Ich bin selbst ein Kinder der 50er Jahre, und vieles, was die Autorin in diesem Roman beschreibt, war mir nur allzu vertraut. Aber ich habe auch Neues über diese Zeit erfahren, was mich erstaunt hat. Beispielsweise wusste ich nicht, dass Frauen zu dieser Zeit immer noch die Genehmigung ihres Ehemanns benötigten, wenn sie einen Beruf ausüben wollten.
Auch ich bin damals mit Produkten von Avon aufgewachsen und kann mich noch sehr gut an die Döschen und Fläschchen und auch noch an manche Düfte erinnern, die mich als Kind und Jugendliche fasziniert haben.
Während des Lesens habe ich häufig pausiert, um ein wenig in Erinnerungen zu schwelgen.

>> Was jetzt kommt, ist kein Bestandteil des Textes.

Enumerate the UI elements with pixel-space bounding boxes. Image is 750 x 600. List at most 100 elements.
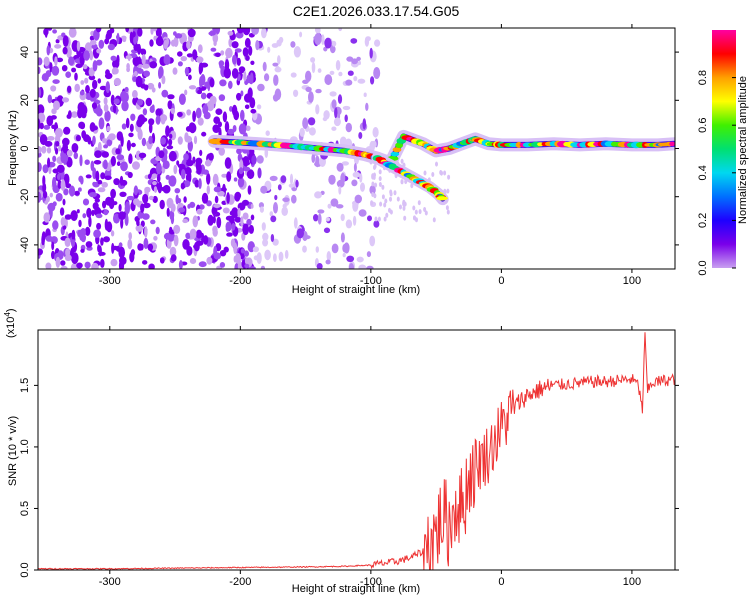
spectrogram-noise-speck	[135, 75, 143, 88]
spectrogram-main-trace-blob	[392, 147, 402, 153]
snr-x-ticks: -300 -200 -100 0 100	[99, 326, 641, 588]
colorbar-tick-label: 0.8	[697, 70, 709, 85]
spectrogram-noise-speck	[273, 202, 278, 214]
x-tick-label: -300	[99, 275, 121, 287]
spectrogram-noise-speck	[91, 102, 98, 109]
spectrogram-noise-speck	[224, 157, 232, 169]
spectrogram-noise-speck	[231, 68, 239, 79]
spectrogram-noise-speck	[66, 149, 73, 157]
spectrogram-noise-speck	[133, 36, 137, 45]
spectrogram-noise-speck	[269, 175, 278, 182]
spectrogram-noise-speck	[265, 130, 270, 136]
spectrogram-noise-speck	[173, 234, 179, 247]
spectrogram-noise-speck	[192, 110, 197, 123]
spectrogram-noise-speck	[244, 93, 252, 103]
spectrogram-noise-speck	[86, 207, 92, 218]
spectrogram-noise-speck	[202, 235, 209, 245]
spectrogram-noise-speck	[240, 216, 244, 227]
spectrogram-noise-speck	[372, 127, 379, 138]
spectrogram-noise-speck	[251, 155, 257, 165]
spectrogram-noise-speck	[340, 232, 345, 243]
spectrogram-noise-speck	[147, 144, 152, 150]
colorbar-label: Normalized spectral amplitude	[737, 76, 749, 224]
spectrogram-noise-speck	[210, 47, 217, 52]
spectrogram-noise-speck	[158, 66, 164, 78]
spectrogram-noise-speck	[340, 213, 345, 222]
spectrogram-noise-speck	[79, 154, 83, 167]
spectrogram-noise-speck	[98, 251, 106, 256]
spectrogram-noise-speck	[60, 265, 68, 269]
spectrogram-noise-speck	[209, 77, 215, 88]
spectrogram-noise-speck	[38, 57, 43, 66]
spectrogram-noise-speck	[260, 185, 268, 194]
spectrogram-noise-speck	[175, 194, 179, 205]
spectrogram-noise-speck	[143, 237, 149, 250]
snr-panel: -300 -200 -100 0 100 0.0 0.5 1.0 1.5 Height of …	[3, 308, 679, 595]
spectrogram-noise-speck	[92, 60, 98, 72]
spectrogram-noise-speck	[67, 85, 72, 94]
spectrogram-noise-speck	[204, 159, 212, 167]
spectrogram-noise-speck	[351, 58, 358, 65]
spectrogram-noise-speck	[199, 149, 203, 156]
spectrogram-noise-speck	[299, 31, 303, 38]
spectrogram-noise-speck	[52, 176, 57, 189]
spectrogram-noise-speck	[64, 214, 72, 220]
spectrogram-noise-speck	[192, 215, 199, 228]
spectrogram-noise-speck	[435, 161, 438, 167]
spectrogram-noise-speck	[188, 85, 197, 90]
spectrogram-noise-speck	[303, 235, 311, 240]
spectrogram-noise-speck	[92, 167, 97, 180]
spectrogram-noise-speck	[431, 172, 435, 177]
spectrogram-noise-speck	[277, 55, 281, 65]
spectrogram-noise-speck	[142, 193, 149, 204]
spectrogram-noise-speck	[374, 39, 381, 47]
spectrogram-noise-speck	[402, 201, 406, 207]
spectrogram-noise-speck	[302, 245, 307, 253]
spectrogram-noise-speck	[366, 265, 374, 269]
spectrogram-noise-speck	[70, 111, 78, 118]
spectrogram-noise-speck	[55, 39, 60, 44]
spectrogram-noise-speck	[278, 36, 284, 44]
spectrogram-noise-speck	[227, 128, 235, 135]
spectrogram-noise-speck	[116, 154, 125, 161]
spectrogram-noise-speck	[142, 260, 148, 265]
spectrogram-noise-speck	[215, 108, 223, 115]
spectrogram-noise-speck	[155, 115, 161, 125]
spectrogram-noise-speck	[38, 191, 42, 203]
spectrogram-noise-speck	[221, 173, 228, 178]
spectrogram-noise-speck	[81, 130, 87, 139]
y-tick-label: 40	[19, 46, 31, 58]
spectrogram-noise-speck	[144, 226, 148, 238]
spectrogram-noise-speck	[178, 207, 186, 213]
spectrogram-noise-speck	[324, 74, 333, 86]
snr-series-line	[38, 332, 675, 570]
spectrogram-noise-speck	[97, 209, 102, 214]
spectrogram-noise-speck	[148, 122, 153, 134]
spectrogram-noise-speck	[165, 174, 170, 180]
spectrogram-noise-speck	[272, 238, 279, 246]
x-tick-label: -200	[229, 275, 251, 287]
spectrogram-noise-speck	[439, 170, 443, 175]
spectrogram-noise-speck	[147, 173, 152, 180]
spectrogram-noise-speck	[108, 133, 116, 141]
spectrogram-noise-speck	[138, 64, 143, 69]
spectrogram-noise-speck	[307, 117, 316, 126]
spectrogram-noise-speck	[90, 160, 95, 172]
spectrogram-noise-speck	[186, 53, 193, 58]
spectrogram-noise-speck	[232, 54, 237, 65]
spectrogram-noise-speck	[102, 138, 107, 144]
spectrogram-noise-speck	[351, 179, 358, 187]
spectrogram-noise-speck	[261, 28, 267, 39]
spectrogram-noise-speck	[104, 218, 109, 231]
spectrogram-noise-speck	[84, 42, 92, 53]
spectrogram-noise-speck	[74, 83, 80, 93]
spectrogram-noise-speck	[311, 153, 316, 163]
spectrogram-noise-speck	[89, 50, 94, 61]
spectrogram-noise-speck	[374, 182, 378, 188]
spectrogram-noise-speck	[98, 117, 105, 130]
spectrogram-noise-speck	[313, 214, 319, 222]
spectrogram-noise-speck	[194, 179, 200, 188]
spectrogram-noise-speck	[338, 71, 343, 77]
spectrogram-noise-speck	[262, 61, 267, 72]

Anna ist eine sympathische Protagonistin, und ich konnte ihre Beweggründe nur allzu gut verstehen. Wie sie und Benno mit der Ehekrise umgehen, ist hier sehr gut und einfühlsam dargestellt. Auch Bennos Sichtweise kann man verstehen, denn damals war eben vieles anders, und viele Situationen können wir heutzutage gar nicht mehr wirklich nachvollziehen, denn die Denk- und Lebensweise haben sich in den vergangenen sechzig Jahren doch gewaltig geändert. Mein heimlicher Star im Roman ist Margarethe. Sie ist eine außergewöhnliche Frau, völlig unkonventionell, und auf den ersten Blick wirkt sie ein wenig schrill, aber je mehr ich über sie erfahren habe und je besser ich sie kennengelernt habe, umso sympathischer wurde sie mir.
Bisher kannte und liebte ich die historischen und auch die humorvollen Romane der Autorin, die hier unter einem neuen Pseudonym schreibt. Sie schreibt mitreißend, und sie kann auch zeitgenössisch und ernsthaft! Ihr neuer Roman ist wunderbar gelungen, lebendig, warmherzig, spannend und mit viel Zeitkolorit.